Une étape pertinente pour la prise en compte par les autorités des situations de discriminations

Permettre à toutes les victimes de signaler les situations qu’elles subissent, ou de permettre aux témoins de faire, aussi, un signalement sur ce qu’ils ont pu observer est une démarche à saluer dans l’établissement d’un cadre légal, administratif et judiciaire sur la question des discriminations. La création des brigades antidiscriminations (à l’image de celles de la concurrence et de la répression des fraudes) est encore loin, mais ce sera une suite logique et une perspective pertinente pour l’administration.

La mise en place de cette plateforme, en attendant, est aussi un moyen technique à exploiter pour tenter de photographier notre pays. Il faut en tirer des statistiques sur la place des discriminations dans la société française — tout en tenant compte du fait qu’il ne s’agit, comme chaque fois, que de signalements, et non de la situation réelle. C’est une nécessité pour cesser de considérer comme neutre les discours qui, en refusant des droits, notamment celui du mariage, ne serait pas homophobe ou discriminatoire. Ou que prononcer simplement le mot de violences policières deviendrait une attaque contre la République…

Refuser de se limiter à l’action judiciaire

Cette plateforme est une première étape et les actions politiques pour prendre concrètement en compte les discriminations seront déterminantes pour définir s’il s’agit d’un objet de communication limitée ou celui d’une action publique large et assumée.

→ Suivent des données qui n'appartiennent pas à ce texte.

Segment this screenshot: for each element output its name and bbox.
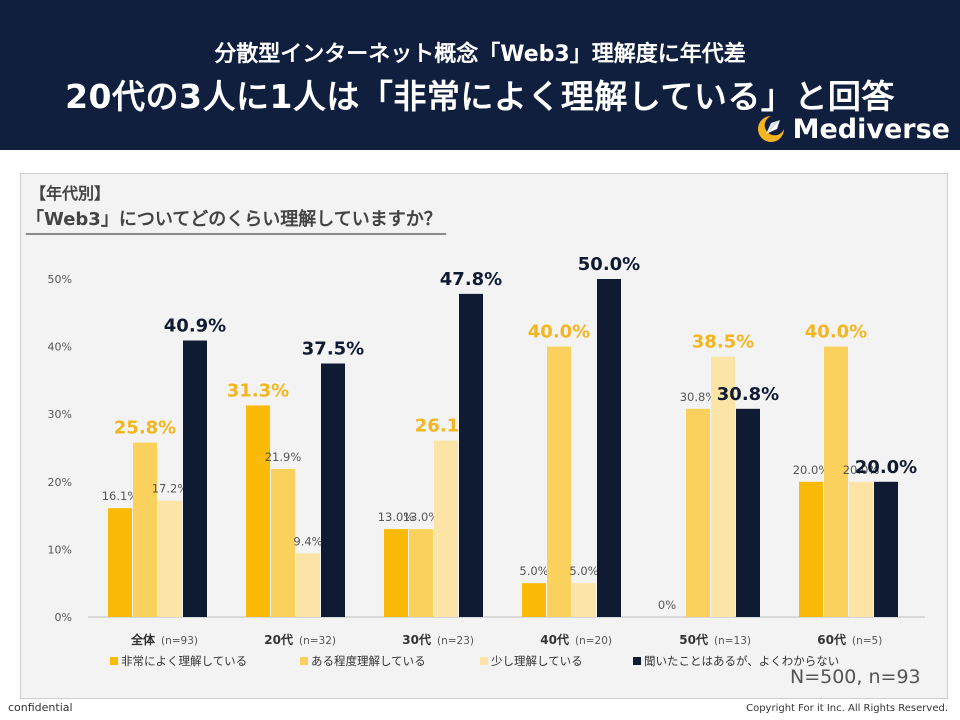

Prendre réellement en compte les discriminations c’est arrêter de considérer que les traiter relève du supplément d’âme d’une politique vaguement humaniste, et doit, bien au contraire, être une démarche revendiquée pour un programme politique ambitieux. Celui-ci devant intégrer dans toutes ses strates la lutte contre les discriminations et en tirer des exigences adéquates pour les services publics et le privé.